【codeforces 758A】Holiday Of Equality

time limit per test1 second

memory limit per test256 megabytes

inputstandard input

outputstandard output

In Berland it is the holiday of equality. In honor of the holiday the king decided to equalize the welfare of all citizens in Berland by the expense of the state treasury.

Totally in Berland there are n citizens, the welfare of each of them is estimated as the integer in ai burles (burle is the currency in Berland).

You are the royal treasurer, which needs to count the minimum charges of the kingdom on the king’s present.

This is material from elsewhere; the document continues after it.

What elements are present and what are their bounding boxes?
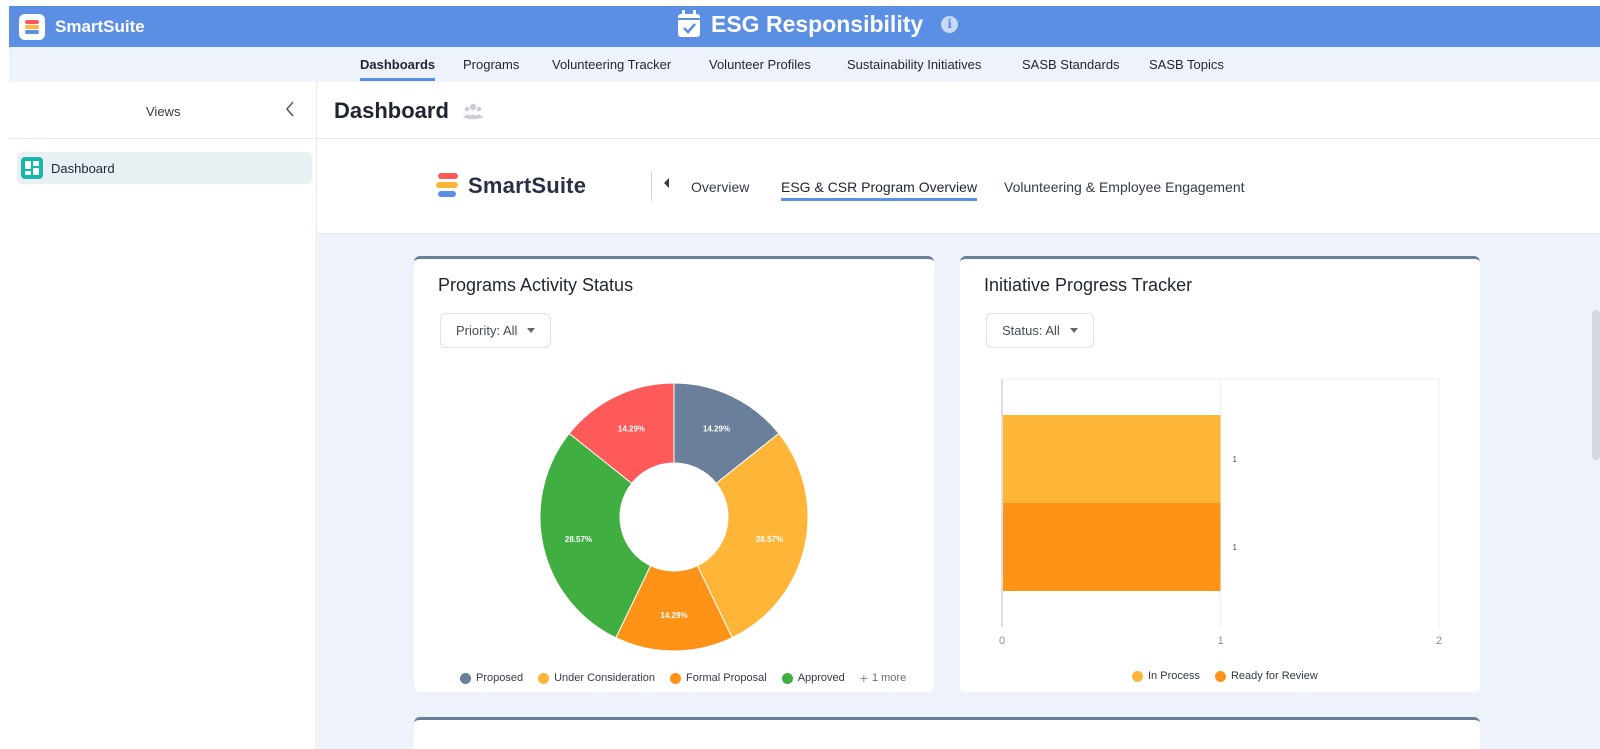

The king can only give money, he hasn’t a power to take away them.

Input

The first line contains the integer n (1 ≤ n ≤ 100) — the number of citizens in the kingdom.

The second line contains n integers a1, a2, …, an, where ai (0 ≤ ai ≤ 106) — the welfare of the i-th citizen.

Output

In the only line print the integer S — the minimum number of burles which are had to spend.

Examples

input

5

0 1 2 3 4

output

10

input

5

1 1 0 1 1

output

1

input

3

1 3 1

output

4

input

1

12

output

0

Note

In the first example if we add to the first citizen 4 burles, to the second 3, to the third 2 and to the fourth 1, then the welfare of all citizens will equal 4.

In the second example it is enough to give one burle to the third citizen.

In the third example it is necessary to give two burles to the first and the third citizens to make the welfare of citizens equal 3.

In the fourth example it is possible to give nothing to everyone because all citizens have 12 burles.

【题目链接】:http://codeforces.com/contest/758/problem/A

【题解】



最后要求所有元素都相同;

让所有的元素都变成最大值就好了;(不能减少只能增加)



【完整代码】

#include <bits/stdc++.h>

using namespace std;

int n,a[110];

int main()
{
    //freopen("F:\\rush.txt","r",stdin);
    scanf("%d",&n);
    for (int i = 1;i <= n;i++)
        scanf("%d",&a[i]);
    int ma = a[1];
    for (int i = 2;i <= n;i++)
        ma = max(ma,a[i]);
    int sum = 0;
    for (int i = 1;i <= n;i++)
        if (a[i]<ma)
            sum += ma-a[i];
    cout << sum << endl;
    return 0;
}